Em tempos assim, quando chega a primavera e a cidade permite alguns dias de sol e uma temperatura para além dos dezoito graus, coloco-me a cuidar de todas as pequenas coisas da casa que foram acumulando-se com o frio. Os cantos superiores da marquise, as terras antigas dos vasos das plantas, as manchas de chuva e poluição secas no vidro da janela, as roupas de praia nos fundos das gavetas e o mau humor arrastado têm, então, a minha atenção.

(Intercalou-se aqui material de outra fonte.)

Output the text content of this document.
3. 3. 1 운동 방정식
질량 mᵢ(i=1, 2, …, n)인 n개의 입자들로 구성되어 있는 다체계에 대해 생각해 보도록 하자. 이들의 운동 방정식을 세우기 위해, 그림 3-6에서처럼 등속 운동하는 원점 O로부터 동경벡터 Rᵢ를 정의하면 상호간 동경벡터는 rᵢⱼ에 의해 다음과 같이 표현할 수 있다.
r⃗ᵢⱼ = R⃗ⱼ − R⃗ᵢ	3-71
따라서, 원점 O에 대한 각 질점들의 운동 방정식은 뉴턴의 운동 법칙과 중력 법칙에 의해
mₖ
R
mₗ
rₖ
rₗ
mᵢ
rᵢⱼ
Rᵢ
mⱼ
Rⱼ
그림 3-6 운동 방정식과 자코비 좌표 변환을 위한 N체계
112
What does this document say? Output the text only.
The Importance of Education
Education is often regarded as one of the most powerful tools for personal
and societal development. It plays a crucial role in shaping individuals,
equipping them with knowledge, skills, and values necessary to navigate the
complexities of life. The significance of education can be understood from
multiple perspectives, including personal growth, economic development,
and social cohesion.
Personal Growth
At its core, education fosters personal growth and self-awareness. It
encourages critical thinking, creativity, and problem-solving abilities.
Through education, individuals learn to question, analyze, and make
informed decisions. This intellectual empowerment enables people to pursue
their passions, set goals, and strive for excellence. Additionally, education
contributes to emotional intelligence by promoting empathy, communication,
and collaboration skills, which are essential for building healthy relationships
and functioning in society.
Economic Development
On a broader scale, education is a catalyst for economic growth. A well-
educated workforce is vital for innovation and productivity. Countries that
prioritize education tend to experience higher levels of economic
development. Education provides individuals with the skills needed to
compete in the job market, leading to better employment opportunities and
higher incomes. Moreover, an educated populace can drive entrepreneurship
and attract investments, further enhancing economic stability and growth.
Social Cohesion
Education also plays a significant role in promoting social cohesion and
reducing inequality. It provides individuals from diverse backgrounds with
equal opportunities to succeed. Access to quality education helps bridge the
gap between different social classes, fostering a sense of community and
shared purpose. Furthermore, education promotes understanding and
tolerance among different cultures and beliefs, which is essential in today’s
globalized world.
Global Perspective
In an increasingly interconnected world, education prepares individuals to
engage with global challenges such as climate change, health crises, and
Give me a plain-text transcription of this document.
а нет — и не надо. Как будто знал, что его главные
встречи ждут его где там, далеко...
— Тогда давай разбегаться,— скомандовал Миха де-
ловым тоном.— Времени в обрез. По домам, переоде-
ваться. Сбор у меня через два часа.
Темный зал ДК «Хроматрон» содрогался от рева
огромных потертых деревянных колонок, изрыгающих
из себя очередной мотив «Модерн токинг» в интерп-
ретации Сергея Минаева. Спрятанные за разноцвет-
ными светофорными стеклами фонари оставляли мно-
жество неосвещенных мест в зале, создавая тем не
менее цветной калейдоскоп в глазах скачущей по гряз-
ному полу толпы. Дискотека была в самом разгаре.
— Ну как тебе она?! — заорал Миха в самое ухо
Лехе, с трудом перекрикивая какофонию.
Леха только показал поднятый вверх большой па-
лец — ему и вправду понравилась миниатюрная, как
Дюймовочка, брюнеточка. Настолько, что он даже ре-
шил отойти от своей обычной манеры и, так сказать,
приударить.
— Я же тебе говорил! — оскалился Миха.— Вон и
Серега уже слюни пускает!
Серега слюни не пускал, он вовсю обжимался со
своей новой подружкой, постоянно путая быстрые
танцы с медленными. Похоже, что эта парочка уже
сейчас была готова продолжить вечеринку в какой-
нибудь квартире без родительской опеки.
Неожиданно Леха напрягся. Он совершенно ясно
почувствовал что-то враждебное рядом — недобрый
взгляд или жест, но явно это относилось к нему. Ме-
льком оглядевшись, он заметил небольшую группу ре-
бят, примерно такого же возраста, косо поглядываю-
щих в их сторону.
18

           Nessas grandes limpezas e organizações entre estações os móveis saem do lugar, algumas roupas vão para doação e alguns documentos que considerava imprescindíveis já não têm validade para atestar minha existência, então recorto-os e deito-os como enigmas desinteressantes ao lixo. Penso que, em nível ou outro, poderia falsificar-me sem qualquer precedente, arranjar outras maneiras de estar no mundo que tivessem a discrepância exata para não me aparentar mais e ser reconhecida mesmo assim. Curiosamente, o meu cartão cidadão viaja sem mim, mas eu não cruzo uma fronteira sem ele.
           De todas as tarefas, lavar a loiça e passar pano nas prateleiras são as que mais me aborrecem. Apesar de estar consciente sobre vivermos uma vida de acúmulos, pratos e talheres são um cotidiano que evito amontoar na bancada. Mas, às vezes, acontece e a pilha de loiças parece imbatível. Resisto ao ato de jogá-las todas ao chão pelo simples prazer de ver ruir algo que não quero fazer. E há tantas coisas que gostaria de ver ruir, tantas outras que não queria fazer.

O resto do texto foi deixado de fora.